- Born: 22 July 1892 Throcking, Hertfordshire, England
- Died: 7 August 1986 (aged 94) Petersfield, Hampshire, England
- Allegiance: United Kingdom
- Branch: British Army
- Service years: 1911–1945
- Rank: Major-General
- Service number: 4767
- Unit: Royal Artillery
- Commands: South Midlands District (1942–45)
- Conflicts: First World War Second World War
- Awards: Commander of the Order of the British Empire Distinguished Service Order Military Cross Mentioned in Despatches Order of the Crown of Italy
- Other work: Deputy lieutenant for West Sussex

= Leonard Arthur Hawes =

20th century British military officer

Major-General Leonard Arthur Hawes, (22 July 1892 − 7 August 1986) was a senior officer in the British Army who was responsible for preparing the transport to France of the British Expeditionary Force at the outbreak of the Second World War.

==Early life==
Leonard Arthur Hawes was born on 22 July 1892 in Throcking, Hertfordshire. He was educated at Bedford Modern School and the Royal Military Academy, Woolwich, from where he was commissioned into the Royal Garrison Artillery in December 1911.

==Military career==
Hawes served in the First World War during which he was wounded, mentioned in despatches, and awarded the Distinguished Service Order, the Military Cross and the Order of the Crown of Italy.

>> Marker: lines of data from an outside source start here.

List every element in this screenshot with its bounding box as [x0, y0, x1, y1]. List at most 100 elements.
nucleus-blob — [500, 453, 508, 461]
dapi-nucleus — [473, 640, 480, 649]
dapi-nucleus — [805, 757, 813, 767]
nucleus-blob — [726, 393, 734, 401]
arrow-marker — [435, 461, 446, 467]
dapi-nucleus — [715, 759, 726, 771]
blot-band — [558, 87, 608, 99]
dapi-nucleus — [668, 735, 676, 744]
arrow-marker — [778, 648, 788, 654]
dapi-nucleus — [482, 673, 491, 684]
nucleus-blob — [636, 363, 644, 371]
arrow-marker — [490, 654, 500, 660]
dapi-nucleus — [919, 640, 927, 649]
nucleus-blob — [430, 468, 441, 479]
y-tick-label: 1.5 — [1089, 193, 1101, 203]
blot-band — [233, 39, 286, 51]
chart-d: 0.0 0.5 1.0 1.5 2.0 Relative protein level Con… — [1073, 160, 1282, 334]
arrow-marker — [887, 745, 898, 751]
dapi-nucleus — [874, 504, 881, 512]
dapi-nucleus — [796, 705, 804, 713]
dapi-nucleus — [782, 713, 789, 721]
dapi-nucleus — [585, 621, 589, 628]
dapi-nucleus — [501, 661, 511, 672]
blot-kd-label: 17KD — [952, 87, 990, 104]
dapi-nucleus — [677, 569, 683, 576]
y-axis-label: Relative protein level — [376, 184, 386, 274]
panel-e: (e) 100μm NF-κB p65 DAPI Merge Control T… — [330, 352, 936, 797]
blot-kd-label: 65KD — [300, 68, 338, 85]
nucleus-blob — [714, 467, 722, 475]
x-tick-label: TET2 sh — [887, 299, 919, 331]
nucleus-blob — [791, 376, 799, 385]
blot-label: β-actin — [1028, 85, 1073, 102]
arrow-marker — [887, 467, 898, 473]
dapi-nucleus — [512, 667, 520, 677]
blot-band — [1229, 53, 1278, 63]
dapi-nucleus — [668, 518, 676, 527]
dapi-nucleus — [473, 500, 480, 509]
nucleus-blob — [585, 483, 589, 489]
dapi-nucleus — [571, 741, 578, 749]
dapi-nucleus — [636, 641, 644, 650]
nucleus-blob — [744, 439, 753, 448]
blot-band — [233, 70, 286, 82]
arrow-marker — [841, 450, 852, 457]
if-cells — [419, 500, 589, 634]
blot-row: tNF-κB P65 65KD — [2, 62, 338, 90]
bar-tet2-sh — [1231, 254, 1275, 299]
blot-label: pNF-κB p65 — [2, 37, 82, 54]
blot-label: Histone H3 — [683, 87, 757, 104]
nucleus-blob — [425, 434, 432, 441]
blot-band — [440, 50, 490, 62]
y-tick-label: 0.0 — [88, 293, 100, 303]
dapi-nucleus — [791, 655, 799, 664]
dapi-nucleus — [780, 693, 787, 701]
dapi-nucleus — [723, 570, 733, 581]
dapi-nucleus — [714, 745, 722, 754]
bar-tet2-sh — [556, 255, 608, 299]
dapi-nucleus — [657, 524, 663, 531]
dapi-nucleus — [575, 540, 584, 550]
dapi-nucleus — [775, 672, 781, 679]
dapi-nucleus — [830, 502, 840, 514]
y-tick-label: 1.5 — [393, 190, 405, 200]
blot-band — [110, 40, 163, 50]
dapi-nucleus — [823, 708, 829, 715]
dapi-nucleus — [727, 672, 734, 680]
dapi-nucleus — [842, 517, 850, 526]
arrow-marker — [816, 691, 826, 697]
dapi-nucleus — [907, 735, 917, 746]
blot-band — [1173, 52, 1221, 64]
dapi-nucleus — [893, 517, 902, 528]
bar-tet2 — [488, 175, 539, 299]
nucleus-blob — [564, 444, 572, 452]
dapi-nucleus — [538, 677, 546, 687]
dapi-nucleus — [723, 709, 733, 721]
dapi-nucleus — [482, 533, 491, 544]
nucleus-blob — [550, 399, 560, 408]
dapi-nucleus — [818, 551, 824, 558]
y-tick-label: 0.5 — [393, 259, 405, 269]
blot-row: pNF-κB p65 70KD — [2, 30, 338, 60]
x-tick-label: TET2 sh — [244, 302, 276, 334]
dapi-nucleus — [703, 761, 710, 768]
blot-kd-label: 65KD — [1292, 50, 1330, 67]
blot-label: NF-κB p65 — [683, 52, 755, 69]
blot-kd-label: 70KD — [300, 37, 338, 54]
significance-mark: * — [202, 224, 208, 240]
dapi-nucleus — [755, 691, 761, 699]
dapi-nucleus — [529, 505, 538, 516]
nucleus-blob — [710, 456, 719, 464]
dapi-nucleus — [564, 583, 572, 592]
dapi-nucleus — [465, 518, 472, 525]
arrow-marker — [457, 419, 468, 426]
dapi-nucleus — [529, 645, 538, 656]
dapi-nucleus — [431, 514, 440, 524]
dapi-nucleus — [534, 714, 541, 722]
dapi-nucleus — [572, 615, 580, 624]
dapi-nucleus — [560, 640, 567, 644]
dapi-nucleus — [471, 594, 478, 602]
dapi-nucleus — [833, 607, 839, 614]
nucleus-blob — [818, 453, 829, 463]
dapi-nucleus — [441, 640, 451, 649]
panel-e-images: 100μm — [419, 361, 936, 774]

In May 1915 he was appointed as a staff captain. In October 1919 he relinquished his appointment of a Deputy Assistant Adjutant General and was again made a staff captain.

Attending the Staff College, Camberley, from 1925 to 1926, Hawes was promoted to colonel in June 1938, with seniority backdated to January 1936, and appointed a GSO1 at the War Office.

He served as a major general during the Second World War. He was appointed a Commander of the Order of British Empire in 1940, and retired from the army in August 1945 with the honorary rank of major general.

Hawes was made a deputy lieutenant for the county of West Sussex in 1977, where he died on 7 August 1986, at the age of 94. His private papers, including an unpublished autobiography, are held by the Imperial War Museum.